O resultado mensal ficou ligeiramente acima das projecoes do mercado, que apontavam alta de 0,53%. Foi a maior taxa para um mes de maio em cinco anos.
No ano, o indice se distancia do centro da meta, fixado em 3%, com tolerancia de 1,5 ponto percentual para cima ou para baixo. O estouro do teto pressiona a politica de juros e reduz a margem do governo para acelerar cortes da Selic.
O que pesou no bolso
Tres grupos concentraram a pressao do mes. Alimentos e bebidas avancaram 1,33% e responderam por cerca de metade do resultado. Habitacao subiu 1,22%, puxada pela energia eletrica residencial, que teve alta de 3,67%. Saude e cuidados pessoais subiram 0,90%.

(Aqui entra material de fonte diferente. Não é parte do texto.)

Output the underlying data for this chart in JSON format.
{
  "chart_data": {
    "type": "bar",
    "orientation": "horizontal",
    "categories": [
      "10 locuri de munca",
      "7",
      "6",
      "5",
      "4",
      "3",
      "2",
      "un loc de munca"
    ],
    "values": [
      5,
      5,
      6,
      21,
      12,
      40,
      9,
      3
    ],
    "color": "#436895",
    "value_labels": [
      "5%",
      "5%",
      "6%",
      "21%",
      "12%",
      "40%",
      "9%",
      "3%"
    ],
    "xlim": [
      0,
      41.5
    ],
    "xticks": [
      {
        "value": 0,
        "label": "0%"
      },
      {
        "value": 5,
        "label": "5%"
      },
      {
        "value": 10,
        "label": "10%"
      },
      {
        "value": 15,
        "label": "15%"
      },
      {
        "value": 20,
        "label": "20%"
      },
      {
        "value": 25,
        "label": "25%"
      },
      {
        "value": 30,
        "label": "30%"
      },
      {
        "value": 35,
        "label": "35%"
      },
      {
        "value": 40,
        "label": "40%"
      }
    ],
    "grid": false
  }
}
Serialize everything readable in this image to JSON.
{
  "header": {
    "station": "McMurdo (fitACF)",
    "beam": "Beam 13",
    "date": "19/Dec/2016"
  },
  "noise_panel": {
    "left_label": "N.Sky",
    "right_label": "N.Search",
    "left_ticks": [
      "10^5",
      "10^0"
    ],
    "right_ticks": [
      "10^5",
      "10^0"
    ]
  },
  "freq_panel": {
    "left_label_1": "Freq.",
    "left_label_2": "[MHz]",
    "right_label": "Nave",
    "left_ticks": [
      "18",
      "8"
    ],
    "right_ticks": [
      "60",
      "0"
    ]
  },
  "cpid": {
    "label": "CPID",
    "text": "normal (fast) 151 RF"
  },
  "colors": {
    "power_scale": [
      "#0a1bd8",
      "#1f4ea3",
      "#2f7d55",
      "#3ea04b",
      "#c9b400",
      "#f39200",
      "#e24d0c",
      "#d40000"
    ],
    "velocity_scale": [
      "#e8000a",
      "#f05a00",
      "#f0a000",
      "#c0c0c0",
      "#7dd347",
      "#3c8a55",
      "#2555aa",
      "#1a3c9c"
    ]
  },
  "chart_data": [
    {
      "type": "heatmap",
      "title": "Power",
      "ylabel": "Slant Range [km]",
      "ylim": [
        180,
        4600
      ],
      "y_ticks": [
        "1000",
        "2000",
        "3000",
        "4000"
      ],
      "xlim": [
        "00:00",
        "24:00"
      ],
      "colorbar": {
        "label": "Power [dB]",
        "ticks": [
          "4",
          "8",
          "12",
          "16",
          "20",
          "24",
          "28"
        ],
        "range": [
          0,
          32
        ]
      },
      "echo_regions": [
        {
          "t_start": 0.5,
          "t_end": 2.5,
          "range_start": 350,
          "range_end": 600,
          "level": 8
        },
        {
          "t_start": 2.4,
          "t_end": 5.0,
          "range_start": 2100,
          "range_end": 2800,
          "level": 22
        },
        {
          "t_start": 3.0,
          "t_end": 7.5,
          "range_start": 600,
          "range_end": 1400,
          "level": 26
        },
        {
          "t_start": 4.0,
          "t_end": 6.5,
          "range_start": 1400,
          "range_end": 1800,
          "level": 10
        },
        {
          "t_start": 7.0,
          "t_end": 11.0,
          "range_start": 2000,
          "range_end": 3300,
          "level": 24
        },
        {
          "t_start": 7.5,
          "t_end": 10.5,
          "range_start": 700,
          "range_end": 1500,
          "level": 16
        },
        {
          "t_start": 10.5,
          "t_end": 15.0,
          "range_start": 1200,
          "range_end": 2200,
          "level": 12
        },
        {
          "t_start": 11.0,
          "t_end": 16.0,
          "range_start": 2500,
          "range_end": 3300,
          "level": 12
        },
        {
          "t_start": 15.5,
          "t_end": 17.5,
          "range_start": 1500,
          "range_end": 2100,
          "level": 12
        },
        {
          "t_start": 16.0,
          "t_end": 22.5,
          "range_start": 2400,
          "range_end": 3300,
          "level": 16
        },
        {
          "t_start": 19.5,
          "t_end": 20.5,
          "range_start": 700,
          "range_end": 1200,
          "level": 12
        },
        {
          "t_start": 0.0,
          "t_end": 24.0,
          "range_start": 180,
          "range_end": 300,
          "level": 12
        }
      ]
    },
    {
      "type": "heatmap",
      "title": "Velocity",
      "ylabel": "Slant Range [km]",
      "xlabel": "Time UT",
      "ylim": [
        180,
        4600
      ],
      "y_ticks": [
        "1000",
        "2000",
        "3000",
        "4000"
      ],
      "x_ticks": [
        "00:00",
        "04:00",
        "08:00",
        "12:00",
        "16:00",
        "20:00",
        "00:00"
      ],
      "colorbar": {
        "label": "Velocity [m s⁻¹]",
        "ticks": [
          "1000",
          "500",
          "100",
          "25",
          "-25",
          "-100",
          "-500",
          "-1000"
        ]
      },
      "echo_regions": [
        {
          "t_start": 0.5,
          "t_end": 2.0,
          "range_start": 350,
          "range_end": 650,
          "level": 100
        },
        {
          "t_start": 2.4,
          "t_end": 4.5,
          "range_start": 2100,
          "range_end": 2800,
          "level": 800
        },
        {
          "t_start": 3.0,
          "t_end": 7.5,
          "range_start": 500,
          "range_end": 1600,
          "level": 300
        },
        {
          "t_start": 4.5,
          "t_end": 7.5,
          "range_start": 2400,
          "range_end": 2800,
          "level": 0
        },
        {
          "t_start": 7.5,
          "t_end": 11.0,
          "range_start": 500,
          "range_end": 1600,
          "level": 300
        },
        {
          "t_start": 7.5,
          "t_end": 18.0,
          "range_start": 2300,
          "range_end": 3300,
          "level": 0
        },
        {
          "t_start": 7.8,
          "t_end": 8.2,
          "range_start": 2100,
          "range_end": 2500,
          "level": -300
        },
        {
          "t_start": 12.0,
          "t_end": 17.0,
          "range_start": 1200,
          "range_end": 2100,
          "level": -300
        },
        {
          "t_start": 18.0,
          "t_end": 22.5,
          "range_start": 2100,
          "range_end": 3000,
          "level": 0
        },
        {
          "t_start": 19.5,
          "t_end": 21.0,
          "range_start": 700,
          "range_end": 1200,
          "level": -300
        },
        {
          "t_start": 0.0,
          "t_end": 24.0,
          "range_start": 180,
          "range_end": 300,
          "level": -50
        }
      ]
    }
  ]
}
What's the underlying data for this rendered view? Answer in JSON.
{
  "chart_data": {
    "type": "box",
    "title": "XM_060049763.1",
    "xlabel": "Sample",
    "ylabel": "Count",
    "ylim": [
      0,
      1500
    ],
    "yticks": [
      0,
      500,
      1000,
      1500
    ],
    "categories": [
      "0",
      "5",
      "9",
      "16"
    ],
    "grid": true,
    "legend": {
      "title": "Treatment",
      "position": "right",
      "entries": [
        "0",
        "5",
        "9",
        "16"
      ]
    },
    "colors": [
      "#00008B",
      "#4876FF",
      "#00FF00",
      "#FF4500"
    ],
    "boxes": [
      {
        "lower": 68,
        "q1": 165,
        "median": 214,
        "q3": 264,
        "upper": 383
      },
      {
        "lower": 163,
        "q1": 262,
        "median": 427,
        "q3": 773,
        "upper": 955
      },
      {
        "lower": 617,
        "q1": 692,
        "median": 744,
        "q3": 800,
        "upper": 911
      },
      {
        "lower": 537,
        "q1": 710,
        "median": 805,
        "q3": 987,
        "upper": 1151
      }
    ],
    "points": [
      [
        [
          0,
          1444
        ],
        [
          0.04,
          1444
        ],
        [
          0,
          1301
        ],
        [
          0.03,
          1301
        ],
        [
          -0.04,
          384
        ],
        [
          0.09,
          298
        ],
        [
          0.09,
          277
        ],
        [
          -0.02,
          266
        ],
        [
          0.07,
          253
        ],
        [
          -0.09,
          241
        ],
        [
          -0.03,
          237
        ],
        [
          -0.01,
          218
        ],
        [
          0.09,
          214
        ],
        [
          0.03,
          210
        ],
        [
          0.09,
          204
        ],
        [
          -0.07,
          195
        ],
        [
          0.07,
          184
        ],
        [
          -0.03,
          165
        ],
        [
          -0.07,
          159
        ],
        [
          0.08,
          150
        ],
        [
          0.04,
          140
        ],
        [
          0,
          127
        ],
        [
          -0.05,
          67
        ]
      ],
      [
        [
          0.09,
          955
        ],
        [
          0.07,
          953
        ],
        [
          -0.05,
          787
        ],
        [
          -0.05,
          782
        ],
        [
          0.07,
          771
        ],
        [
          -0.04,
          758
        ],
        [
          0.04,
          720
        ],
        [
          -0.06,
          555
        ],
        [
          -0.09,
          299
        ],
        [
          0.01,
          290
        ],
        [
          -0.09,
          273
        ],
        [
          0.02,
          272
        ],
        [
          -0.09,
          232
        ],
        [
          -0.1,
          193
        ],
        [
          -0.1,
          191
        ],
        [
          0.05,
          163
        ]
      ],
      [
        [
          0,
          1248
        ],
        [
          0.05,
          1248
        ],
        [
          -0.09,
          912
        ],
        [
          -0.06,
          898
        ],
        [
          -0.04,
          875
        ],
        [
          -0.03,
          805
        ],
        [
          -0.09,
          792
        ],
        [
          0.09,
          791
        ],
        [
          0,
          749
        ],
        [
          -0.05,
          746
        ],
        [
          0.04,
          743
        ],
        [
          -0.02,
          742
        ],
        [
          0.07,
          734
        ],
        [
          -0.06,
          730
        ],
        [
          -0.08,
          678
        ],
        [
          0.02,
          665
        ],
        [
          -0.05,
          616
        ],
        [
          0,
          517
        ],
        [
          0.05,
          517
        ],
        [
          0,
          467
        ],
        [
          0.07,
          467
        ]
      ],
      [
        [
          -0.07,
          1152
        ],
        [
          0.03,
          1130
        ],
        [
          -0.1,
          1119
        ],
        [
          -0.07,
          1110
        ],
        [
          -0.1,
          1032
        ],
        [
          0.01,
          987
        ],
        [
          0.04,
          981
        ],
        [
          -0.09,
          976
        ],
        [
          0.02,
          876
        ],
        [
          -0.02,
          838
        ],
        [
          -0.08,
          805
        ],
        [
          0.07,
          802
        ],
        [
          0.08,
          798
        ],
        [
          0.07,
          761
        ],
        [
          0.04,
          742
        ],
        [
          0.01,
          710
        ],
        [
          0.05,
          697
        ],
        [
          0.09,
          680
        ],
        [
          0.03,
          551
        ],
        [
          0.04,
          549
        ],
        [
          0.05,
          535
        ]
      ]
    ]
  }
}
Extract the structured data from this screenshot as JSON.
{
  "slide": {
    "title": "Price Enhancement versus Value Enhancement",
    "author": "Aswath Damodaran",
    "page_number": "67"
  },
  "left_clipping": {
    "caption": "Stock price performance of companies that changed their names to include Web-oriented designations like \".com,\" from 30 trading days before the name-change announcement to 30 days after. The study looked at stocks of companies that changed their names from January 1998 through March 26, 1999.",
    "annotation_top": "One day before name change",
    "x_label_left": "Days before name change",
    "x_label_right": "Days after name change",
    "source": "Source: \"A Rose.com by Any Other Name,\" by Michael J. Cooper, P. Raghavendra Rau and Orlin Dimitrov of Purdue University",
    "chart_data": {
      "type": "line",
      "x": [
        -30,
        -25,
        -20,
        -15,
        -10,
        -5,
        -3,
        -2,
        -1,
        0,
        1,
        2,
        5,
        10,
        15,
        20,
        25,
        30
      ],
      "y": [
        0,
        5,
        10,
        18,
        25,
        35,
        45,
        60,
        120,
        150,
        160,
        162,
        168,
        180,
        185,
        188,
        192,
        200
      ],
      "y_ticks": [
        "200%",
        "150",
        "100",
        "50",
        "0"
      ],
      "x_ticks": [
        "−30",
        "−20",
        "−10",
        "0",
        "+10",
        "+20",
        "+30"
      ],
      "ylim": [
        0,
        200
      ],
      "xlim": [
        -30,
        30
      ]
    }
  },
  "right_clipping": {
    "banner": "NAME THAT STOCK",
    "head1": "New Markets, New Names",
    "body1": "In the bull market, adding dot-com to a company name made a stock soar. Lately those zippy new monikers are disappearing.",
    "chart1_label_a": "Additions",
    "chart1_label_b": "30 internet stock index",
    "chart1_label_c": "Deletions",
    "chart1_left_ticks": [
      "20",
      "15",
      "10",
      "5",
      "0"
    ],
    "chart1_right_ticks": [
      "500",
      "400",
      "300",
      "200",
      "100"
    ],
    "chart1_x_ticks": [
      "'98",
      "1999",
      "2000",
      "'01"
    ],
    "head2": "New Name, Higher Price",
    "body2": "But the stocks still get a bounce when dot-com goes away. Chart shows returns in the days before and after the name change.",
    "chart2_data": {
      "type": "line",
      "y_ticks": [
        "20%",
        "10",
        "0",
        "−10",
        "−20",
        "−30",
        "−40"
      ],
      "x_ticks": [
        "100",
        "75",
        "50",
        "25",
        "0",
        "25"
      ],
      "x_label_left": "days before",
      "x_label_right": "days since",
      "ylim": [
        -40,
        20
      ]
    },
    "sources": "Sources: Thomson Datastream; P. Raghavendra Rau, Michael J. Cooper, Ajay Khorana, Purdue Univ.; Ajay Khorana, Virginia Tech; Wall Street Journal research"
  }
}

A conta de luz mais alta reflete o acionamento de bandeiras tarifarias em meio a condicoes desfavoraveis para a geracao de energia, o que encarece a producao nas usinas e repassa custo ao consumidor.
Impacto para Brasilia
No Distrito Federal, onde o custo de moradia e dos servicos costuma ficar acima da media nacional, a alta de habitacao e de alimentos atinge diretamente o orcamento das familias. Energia eletrica e contas de consumo pesam mais em domicilios urbanos como os do DF.
A inflacao acima do teto tambem afeta contratos reajustados pelo IPCA, como alugueis, mensalidades e planos de saude, que tendem a subir nos proximos meses.
O proximo dado, referente a junho, sera observado de perto pelo Comite de Politica Monetaria, que decide a taxa basica de juros na semana seguinte a divulgacao deste IPCA.